On May 30, 2021, Illinois lawmakers passed Bill 3308 (“HB3308“or the”Billâ) Aimed at expanding the use of telehealth services in the state. The bill would increase access and coverage to telehealth by establishing parity of payment for behavioral health and addiction services and by creating an expert panel to study parity of payment for all telehealth services.
HB3308 will incorporate and make permanent many of the temporary emergency measures taken during the public health emergency (the “Pandemic“). Once signed by Governor Jay Pritzker, the bill will, among other things, provide residents of Illinois with better access to telehealth services by limiting patient cost sharing, expanding the use of remote monitoring , asynchronous telehealth and audio-only telehealth services, and expanding the list of providers authorized to use telehealth to include addiction professionals and those who provide early intervention to children. Additionally, HB3308 will enable access to innovative telehealth services, reduce barriers to access and improve patient outcomes.

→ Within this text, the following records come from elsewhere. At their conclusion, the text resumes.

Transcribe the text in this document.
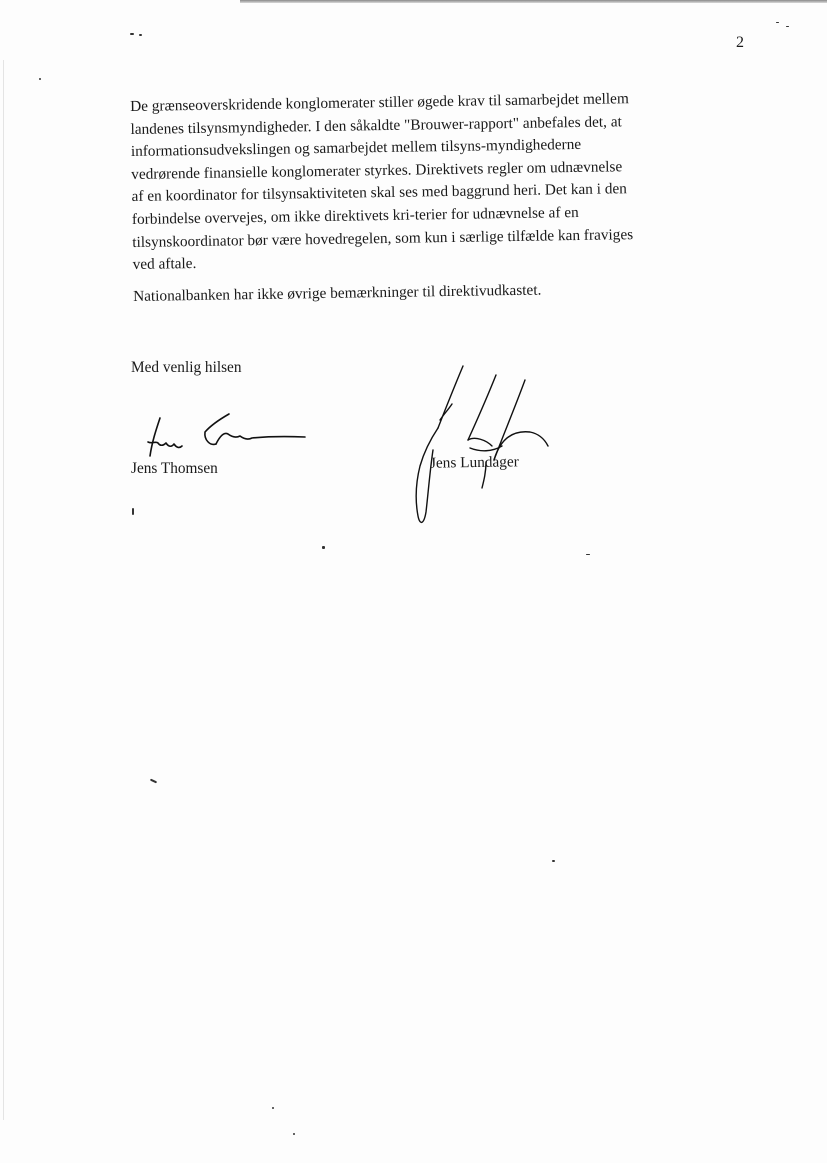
2

De grænseoverskridende konglomerater stiller øgede krav til samarbejdet mellem landenes tilsynsmyndigheder. I den såkaldte "Brouwer-rapport" anbefales det, at informationsudvekslingen og samarbejdet mellem tilsyns-myndighederne vedrørende finansielle konglomerater styrkes. Direktivets regler om udnævnelse af en koordinator for tilsynsaktiviteten skal ses med baggrund heri. Det kan i den forbindelse overvejes, om ikke direktivets kri-terier for udnævnelse af en tilsynskoordinator bør være hovedregelen, som kun i særlige tilfælde kan fraviges ved aftale.

Nationalbanken har ikke øvrige bemærkninger til direktivudkastet.

Med venlig hilsen
Jens Thomsen	Jens Lundager
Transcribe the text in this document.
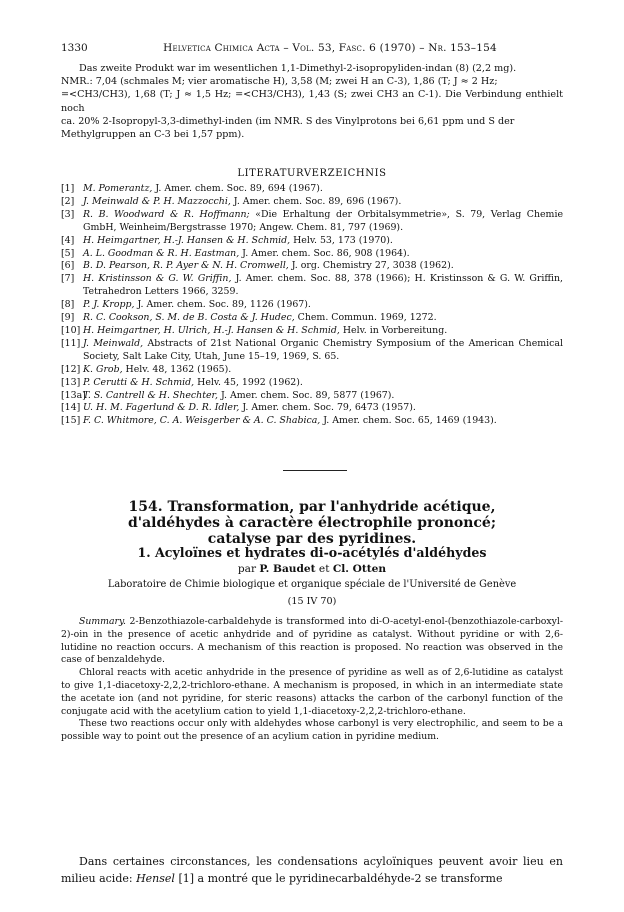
1330	Helvetica Chimica Acta – Vol. 53, Fasc. 6 (1970) – Nr. 153–154
Das zweite Produkt war im wesentlichen 1,1-Dimethyl-2-isopropyliden-indan (8) (2,2 mg).
NMR.: 7,04 (schmales M; vier aromatische H), 3,58 (M; zwei H an C-3), 1,86 (T; J ≈ 2 Hz;
=<CH3/CH3), 1,68 (T; J ≈ 1,5 Hz; =<CH3/CH3), 1,43 (S; zwei CH3 an C-1). Die Verbindung enthielt noch
ca. 20% 2-Isopropyl-3,3-dimethyl-inden (im NMR. S des Vinylprotons bei 6,61 ppm und S der
Methylgruppen an C-3 bei 1,57 ppm).
LITERATURVERZEICHNIS
[1] M. Pomerantz, J. Amer. chem. Soc. 89, 694 (1967).
[2] J. Meinwald & P. H. Mazzocchi, J. Amer. chem. Soc. 89, 696 (1967).
[3] R. B. Woodward & R. Hoffmann; «Die Erhaltung der Orbitalsymmetrie», S. 79, Verlag Chemie GmbH, Weinheim/Bergstrasse 1970; Angew. Chem. 81, 797 (1969).
[4] H. Heimgartner, H.-J. Hansen & H. Schmid, Helv. 53, 173 (1970).
[5] A. L. Goodman & R. H. Eastman, J. Amer. chem. Soc. 86, 908 (1964).
[6] B. D. Pearson, R. P. Ayer & N. H. Cromwell, J. org. Chemistry 27, 3038 (1962).
[7] H. Kristinsson & G. W. Griffin, J. Amer. chem. Soc. 88, 378 (1966); H. Kristinsson & G. W. Griffin, Tetrahedron Letters 1966, 3259.
[8] P. J. Kropp, J. Amer. chem. Soc. 89, 1126 (1967).
[9] R. C. Cookson, S. M. de B. Costa & J. Hudec, Chem. Commun. 1969, 1272.
[10] H. Heimgartner, H. Ulrich, H.-J. Hansen & H. Schmid, Helv. in Vorbereitung.
[11] J. Meinwald, Abstracts of 21st National Organic Chemistry Symposium of the American Chemical Society, Salt Lake City, Utah, June 15–19, 1969, S. 65.
[12] K. Grob, Helv. 48, 1362 (1965).
[13] P. Cerutti & H. Schmid, Helv. 45, 1992 (1962).
[13a]
T. S. Cantrell & H. Shechter, J. Amer. chem. Soc. 89, 5877 (1967).
[14] U. H. M. Fagerlund & D. R. Idler, J. Amer. chem. Soc. 79, 6473 (1957).
[15] F. C. Whitmore, C. A. Weisgerber & A. C. Shabica, J. Amer. chem. Soc. 65, 1469 (1943).
154. Transformation, par l'anhydride acétique,
d'aldéhydes à caractère électrophile prononcé;
catalyse par des pyridines.
1. Acyloïnes et hydrates di-o-acétylés d'aldéhydes
par P. Baudet et Cl. Otten
Laboratoire de Chimie biologique et organique spéciale de l'Université de Genève
(15 IV 70)

Summary. 2-Benzothiazole-carbaldehyde is transformed into di-O-acetyl-enol-(benzothiazole-carboxyl-2)-oin in the presence of acetic anhydride and of pyridine as catalyst. Without pyridine or with 2,6-lutidine no reaction occurs. A mechanism of this reaction is proposed. No reaction was observed in the case of benzaldehyde.

Chloral reacts with acetic anhydride in the presence of pyridine as well as of 2,6-lutidine as catalyst to give 1,1-diacetoxy-2,2,2-trichloro-ethane. A mechanism is proposed, in which in an intermediate state the acetate ion (and not pyridine, for steric reasons) attacks the carbon of the carbonyl function of the conjugate acid with the acetylium cation to yield 1,1-diacetoxy-2,2,2-trichloro-ethane.

These two reactions occur only with aldehydes whose carbonyl is very electrophilic, and seem to be a possible way to point out the presence of an acylium cation in pyridine medium.

Dans certaines circonstances, les condensations acyloïniques peuvent avoir lieu en milieu acide: Hensel [1] a montré que le pyridinecarbaldéhyde-2 se transforme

Like many other telehealth bills, there has been some controversy regarding parity for in-person services and telehealth visits. HB3308 addresses this problem by offering limited parity, for people in need of mental health treatment and with substance abuse issues. As noted in our previous blog posts in our âState of Telehealthâ series, telehealth services provide better access to those in need of medical services. By creating parity for telehealth services, HB3308 encourages the use of virtual care technologies to help providers reach more people where they are, rather than requiring them to go to an office. Sen. Dan McConchie praised the bill for addressing the “lack of accessibility” of telehealth services, adding that the bill allows more residents in all parts of the state to access telehealth services. health services from anywhere.
The bill also provides for the creation of a working group of 14 members to study the parity of telehealth payments. The task force would be tasked with “reviewing existing plans and policies issued, provided and offered in this state with respect to coverage and reimbursement for telehealth services, relevant pay parity data for telehealth services. and pay parity laws in other states and provide recommendations on the economic feasibility and cost-effectiveness of requiring pay parity for health services provided through telehealth, including recommendations for possible legislation. The task force is expected to deliver its recommendations to the governor and general assembly by the end of 2021 and be disbanded in early 2023.
We will continue to update this article as more information regarding the permanence of telehealth services becomes available.